Et si nos Maires, dans nos communes et nos villes, et nos écoles primaires et lycées partout en France, mettaient en place, avec le ministre de l’environnent, un véritable programme de surveillance de la biodiversité dans nos communes et dans nos villes ?

Par exemple, voit-on toujours autant de blérots à la campagne ? Chez moi à la campagne dans la Haute Garonne, il ya 10 ans, oui. Mais aujourd’hui il y’en a plus dans ma commune, malheureusement. Beaucoup ont été écrasé par des voitures.

C’est le même sort pour les hérissons, et le plus que l’on construit à la campagne, le plus la biodiversité est touchée. Les clôtures ne laissent aucune espace pour ces animaux de rentrer dans les jardins pour trouver leur nourriture.

Pourquoi ne pas encourager les clôtures plus ’écolo’ ?

Chez moi j’ai choisi une clôture avec les trous plus large, les faisans, les hérissons, les lapins ou lièvres peuvent y passer facilement. Mais les hérissons, j’en voit très peu maintenant. Je n’ai vu qu’un cette année chez moi.

Les hirondelles rustiques viennent chaque année depuis 10 ans chez moi pour faire leurs nids dans l’écurie ou j’ai 2 moutons, et sans doute les hirondelles rustiques profitent de la présence des mouches.

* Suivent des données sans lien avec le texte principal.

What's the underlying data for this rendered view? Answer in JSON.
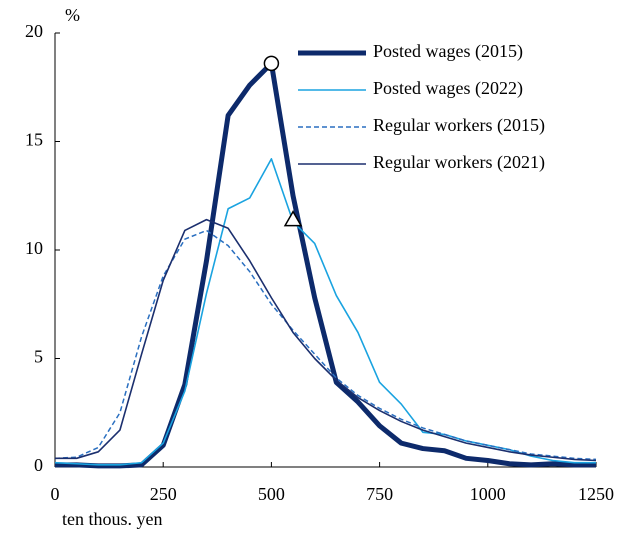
{
  "chart_data": {
    "type": "line",
    "y_unit_label": "%",
    "x_label": "ten thous. yen",
    "x": [
      0,
      50,
      100,
      150,
      200,
      250,
      300,
      350,
      400,
      450,
      500,
      550,
      600,
      650,
      700,
      750,
      800,
      850,
      900,
      950,
      1000,
      1050,
      1100,
      1150,
      1200,
      1250
    ],
    "xlim": [
      0,
      1250
    ],
    "xticks": [
      0,
      250,
      500,
      750,
      1000,
      1250
    ],
    "ylim": [
      0,
      20
    ],
    "yticks": [
      0,
      5,
      10,
      15,
      20
    ],
    "series": [
      {
        "name": "Posted wages (2015)",
        "color": "#0d2a6b",
        "style": "thick",
        "values": [
          0.1,
          0.1,
          0.05,
          0.05,
          0.1,
          1.0,
          3.8,
          9.5,
          16.2,
          17.6,
          18.6,
          12.5,
          7.8,
          3.9,
          3.0,
          1.9,
          1.1,
          0.85,
          0.75,
          0.4,
          0.3,
          0.15,
          0.1,
          0.15,
          0.1,
          0.1
        ]
      },
      {
        "name": "Posted wages (2022)",
        "color": "#1aa3e0",
        "style": "solid",
        "values": [
          0.2,
          0.15,
          0.1,
          0.1,
          0.2,
          1.1,
          3.5,
          8.0,
          11.9,
          12.4,
          14.2,
          11.3,
          10.3,
          7.9,
          6.2,
          3.9,
          2.9,
          1.6,
          1.5,
          1.2,
          1.0,
          0.8,
          0.5,
          0.3,
          0.2,
          0.2
        ]
      },
      {
        "name": "Regular workers (2015)",
        "color": "#2a6fc0",
        "style": "dashed",
        "values": [
          0.4,
          0.45,
          0.9,
          2.5,
          6.0,
          8.8,
          10.5,
          10.9,
          10.2,
          9.0,
          7.5,
          6.3,
          5.2,
          4.1,
          3.3,
          2.7,
          2.2,
          1.8,
          1.5,
          1.2,
          1.0,
          0.8,
          0.6,
          0.5,
          0.4,
          0.35
        ]
      },
      {
        "name": "Regular workers (2021)",
        "color": "#1b2f6e",
        "style": "solid",
        "values": [
          0.4,
          0.4,
          0.7,
          1.7,
          5.2,
          8.6,
          10.9,
          11.4,
          11.0,
          9.5,
          7.8,
          6.2,
          5.0,
          4.0,
          3.2,
          2.6,
          2.1,
          1.7,
          1.4,
          1.1,
          0.9,
          0.7,
          0.55,
          0.45,
          0.35,
          0.3
        ]
      }
    ],
    "markers": [
      {
        "x": 500,
        "y": 18.6,
        "shape": "circle"
      },
      {
        "x": 550,
        "y": 11.4,
        "shape": "triangle"
      }
    ]
  }
}
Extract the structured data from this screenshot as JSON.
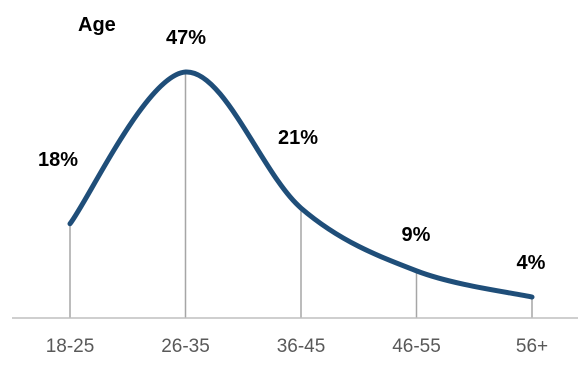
{
  "chart_data": {
    "type": "line",
    "title": "Age",
    "categories": [
      "18-25",
      "26-35",
      "36-45",
      "46-55",
      "56+"
    ],
    "values": [
      18,
      47,
      21,
      9,
      4
    ],
    "data_labels": [
      "18%",
      "47%",
      "21%",
      "9%",
      "4%"
    ],
    "smooth": true,
    "drop_lines": true,
    "ylim": [
      0,
      50
    ],
    "grid": false,
    "legend": "none",
    "colors": {
      "line": "#1F4E79",
      "drop_line": "#A6A6A6",
      "axis": "#BFBFBF",
      "tick_text": "#595959",
      "label_text": "#000000"
    }
  }
}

Sur ce même sujet, quand je vois un nombre de pigeonniers délabrés dans les champs en plein campagne, je me dis qu’avec des vaches ou moutons autour, ce sont des endroits parfait pour attirer les hirondelles rustiques à venir pour se reproduire.

Pourquoi ne pas mettre des nids (comme ceux vendus par le LPO), dans ces pigeonniers pour attirer les hirondelles rustiques ?

En 10 ans j’ai vu tant de changements dans ma commune, et c’est triste. Derrière chez moi il ya un grande bois, des champs travaillés, de l’espace. Pourtant les animaux et plantes sauvages disparaissent. Par exemple, les coquelicots deviennent de plus en plus rare.

Finalement, dans les villes, les maisons avec jardins arborés sont détruits pour construire des bloques d’appartements, souvent sans jardin. Les arbres anciens sont détruits par des bulldozers et les ecosystems entiers disparaissent avec les mètres cube de plantes et de terre qui sont vidés sans cesse dans les camions.

Nous avons tant besoin de vous...et vous avez tant besoin de nous. Travaillons ensembles pour que notre précieuse biodiversité soit sauvée, même par les plus petites gestes, car fait par chacun, et chacune, nous avancerons.

Yannick
13/10/2007
Les chasseurs, actifs pour la biodiversité
Il faut dialoguer et raisonner sur des données scientifiques avant toute décision relative aux espèces et aux dates de chasse. Les chasseurs réalisent de nombreuses actions sur le terrain : la gestion des zones humides, les haies, les jachères faune sauvage, le nettoyage des sites. Les chasseurs suivent de très nombreuses formations, la réglementation existante sur la chasse et la régulation des nuisibles est importante, "on ne fait pas n’importe quoi, tout est encadré.